House price growth continues
 
Record low interest rates continue to fuel strong gains in capital city house prices with growing clamour from experts that a property bubble is developing. Meanwhile the ever rising Sydney house prices have provided a bumper stamp duty windfall for the NSW government which had done little in the recent budget to help first home buyers despite a bigger-than-expected surplus. 
 
Real Estate figures
 
House prices have risen solidly through the first quarter according to the Australian Bureau of Statistics. Capital city house prices are up by 6.9 per cent. Sydney house prices have grown by 3.1 per cent in the March quarter, up 13 per cent in a year.

Melboure rose by 0.6 per cent for the quarter, up 4.7 per cent over 12 months. Brisbane was up 0.4 per cent in the first quarter, posting a 3.9 per cent gain for the year.

Adelaide was up 0.7 per cent in the quarter and 2.5 per cent for the year whilst Canberra saw a 1.1 per cent lift over the first three months of 2015 and 3 per cent for the 12 month period.

Hobart managed a quarterly gain of half a percent, up nearly 2 per cent for the year. Meanwhile prices dropped in perth, down 0.1 per cent for the quarter and 0.3 per cent for 12 months, Darwin recorded a quarterly loss of 0.2 per cent, down 0.4 per cent over the year. 
 
Meanwhile the NSW government has recorded a $2.1 billion surplus due in part to a growing stamp duty windfall. Revenue from the residential tax has grown by around 20 per cent over 2014/15.

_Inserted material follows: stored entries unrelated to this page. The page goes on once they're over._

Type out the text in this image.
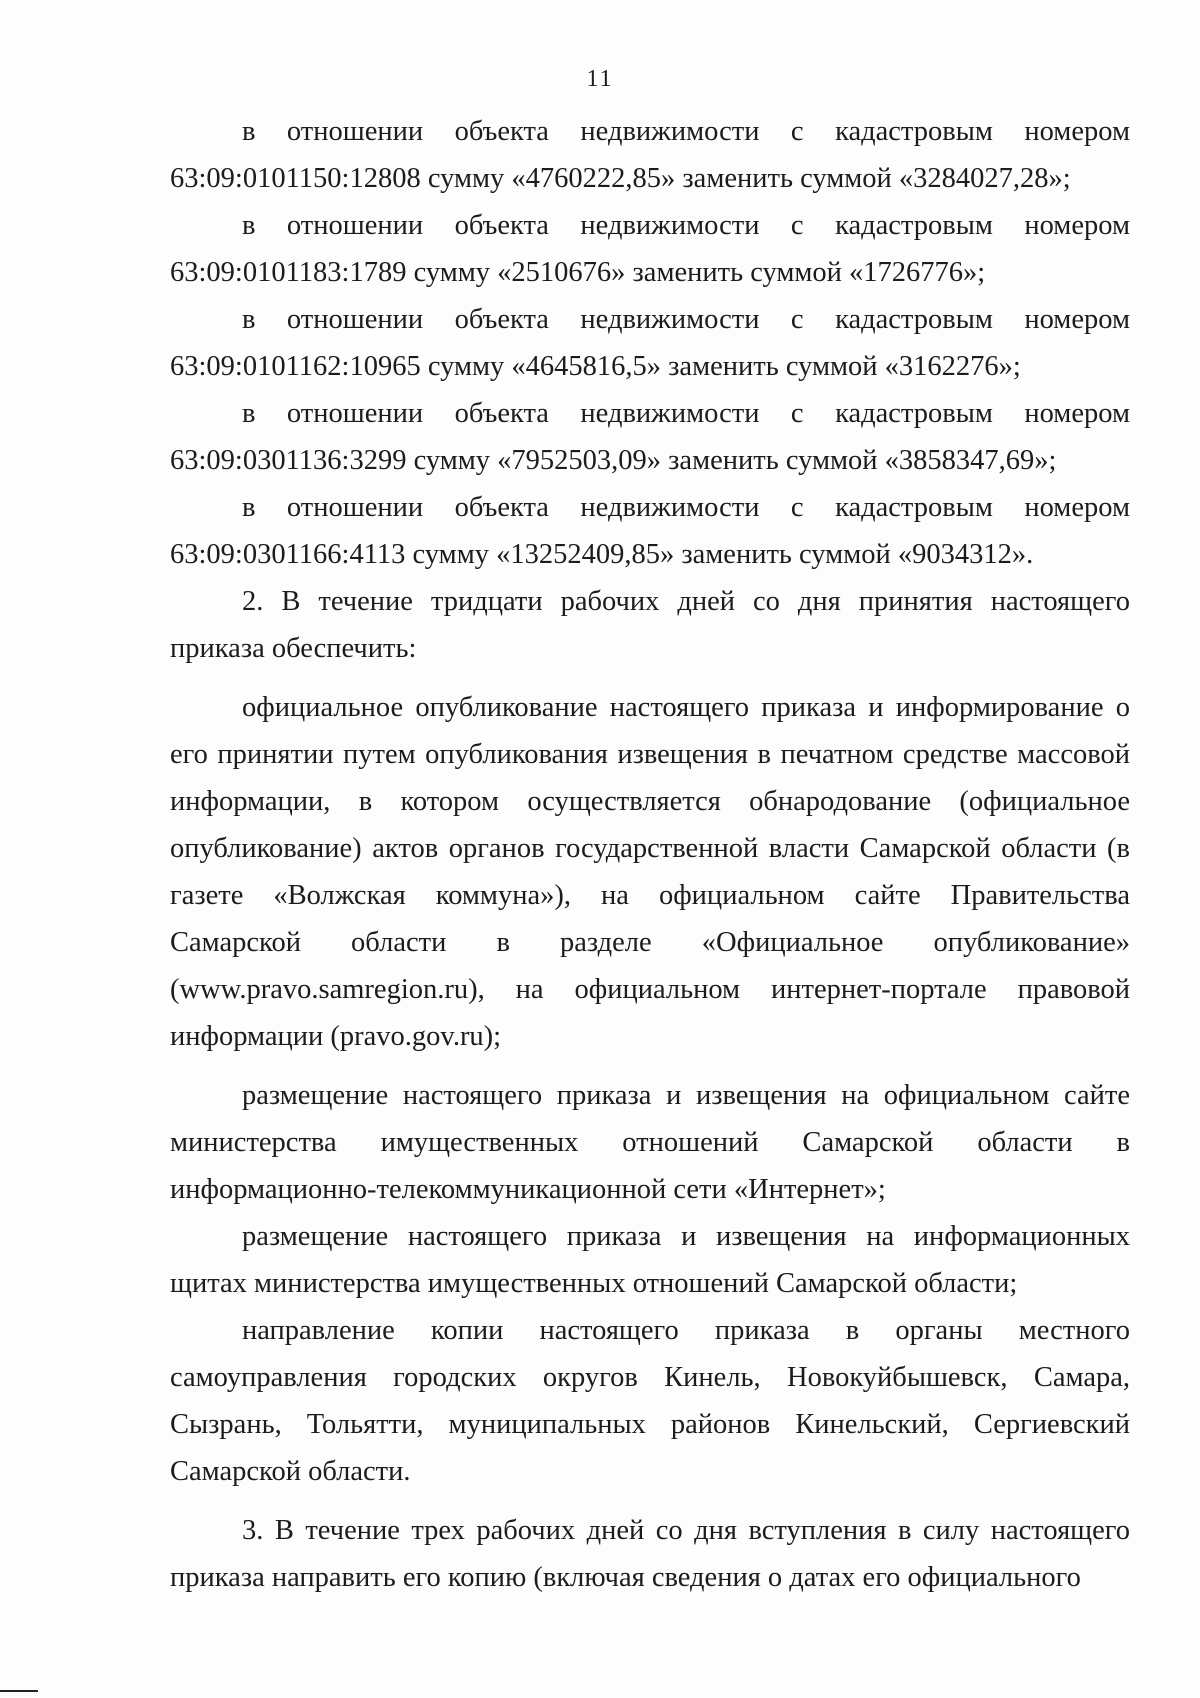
11

в отношении объекта недвижимости с кадастровым номером 63:09:0101150:12808 сумму «4760222,85» заменить суммой «3284027,28»;

в отношении объекта недвижимости с кадастровым номером 63:09:0101183:1789 сумму «2510676» заменить суммой «1726776»;

в отношении объекта недвижимости с кадастровым номером 63:09:0101162:10965 сумму «4645816,5» заменить суммой «3162276»;

в отношении объекта недвижимости с кадастровым номером 63:09:0301136:3299 сумму «7952503,09» заменить суммой «3858347,69»;

в отношении объекта недвижимости с кадастровым номером 63:09:0301166:4113 сумму «13252409,85» заменить суммой «9034312».

2. В течение тридцати рабочих дней со дня принятия настоящего приказа обеспечить:

официальное опубликование настоящего приказа и информирование о его принятии путем опубликования извещения в печатном средстве массовой информации, в котором осуществляется обнародование (официальное опубликование) актов органов государственной власти Самарской области (в газете «Волжская коммуна»), на официальном сайте Правительства Самарской области в разделе «Официальное опубликование» (www.pravo.samregion.ru), на официальном интернет-портале правовой информации (pravo.gov.ru);

размещение настоящего приказа и извещения на официальном сайте министерства имущественных отношений Самарской области в информационно-телекоммуникационной сети «Интернет»;

размещение настоящего приказа и извещения на информационных щитах министерства имущественных отношений Самарской области;

направление копии настоящего приказа в органы местного самоуправления городских округов Кинель, Новокуйбышевск, Самара, Сызрань, Тольятти, муниципальных районов Кинельский, Сергиевский Самарской области.

3. В течение трех рабочих дней со дня вступления в силу настоящего приказа направить его копию (включая сведения о датах его официального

Stamp duties now account for more than 28 per cent of the government tax revenue and there was little in the latest budget to help first home buyers with the NSW Treasurer Gladys Berejiklian claiming a reduction in stamp duty would worsen the housing affordability crisis. 
 
Commentary
 
FNN spoke to Marc-Andre Flageole from Presima Global Property Fund about the comparison between Australian property markets and those overseas. 
 
Australia has been a very strong REIT market over the last two years. And that’s really a function of strong demand we’re seeing on the private real estate side, which really drove up valuation levels of assets. And also, easier monetary conditions that we’ve seen with the RBA lowering the rates, and interest rates level in general that have come down, so very supportive of property here in Australia. It compares very well on a global basis. If you look at markets that actually outperformed the Australian market over the last two years, the US and the UK are standouts. These markets have seen quite positive fundamentals, but also very strong demand from an institutional perspective, on the direct real estate side.
 
And contrasting that with markets that didn’t do so well, my own country of Canada REITs have been struggling and underperforming global peers, on relatively weak fundamentals in the retail or the office space. But also due to the fact that Canadian REITs are typically offering the investor very, very little growth and they’re also highly levered, compared to the global counterparts selling at leverage superior to 40 per cent, on average.
 
Australian auction results
 
Looking at this week’s auction results across Australian capital cities - Sydney recorded an 83 per cent clearance rate from 686 properties for auction, Melbourne cleared 81 per cent from 899 properties, Brisbane had a 47 per cent clearance rate from 89 properties listed and Adelaide cleared 62 per cent from 61 listed auctions. 
 
Commercial property sector
 
DEXUS Property Group (ASX:DXS) is set to acquire the Waterfront Place office tower and Eagle Street Pier in Brisbane’s CBD for $635 million.  
 
Aspen Group Limited (ASX:APZ) will buy the Mandurah Gardens Estate, a residential village in Western Australia for $10.2 million. 
 
Federation Centres Limited (ASX:FDC) revealed it expects to change its name to Vicinity Limited after a shareholder vote in October. 
 
And Cedar Wood Properties Limited (ASX:CWP) is expected a record net profit of $41 million for the 2015 financial year.